Abstract Along with growing use of electrochemical energy storage systems, there is a requirement for investigating electrode materials which assure applications in portable and wearable electrical energy storage devices. In this study, facile successive ionic layer adsorption and reaction (SILAR) method was employed to composite CuSe2 with reduced graphene oxide (rGO). The X-ray diffraction study showed orientation of CuSe2 nanoparticles from (200) to (221) plane with rGO composition. The field emission-scanning electron microscope images showed that CuSe2 nanoparticles are uniformly anchored onto the surface of rGO sheets.
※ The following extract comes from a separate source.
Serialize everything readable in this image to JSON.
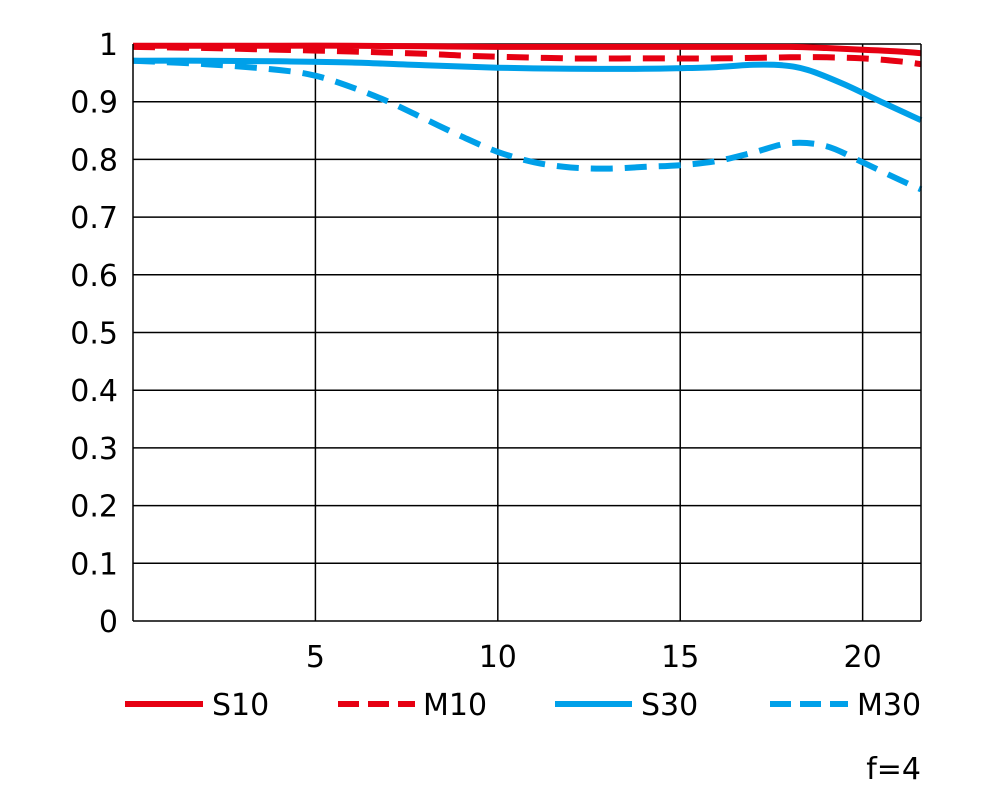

The composite CuSe2@rGO material offered a higher specific surface area (84 m2 g-1) compared to CuSe2 (24 m2 g-1) with the specific capacitance (Cs) of 612 F g-1 at a scan rate of 2 mV s-1. Moreover, the flexible solid-state asymmetric supercapacitor (ASC) fabricated with configuration CuSe2@rGO/PVA-KOH/CuS exhibited specific energy of 28.3 Wh kg-1 at the specific power of 1538 W kg-1. The device retained about 89% of the initial Cs at a bending angle of 165°. For practical manifestation, two series connected ASC devices charged with 2.8 V delivered 19.6 mW cm-2 of initial power and illuminated LED panel made of 211 red LED’s for 150 s.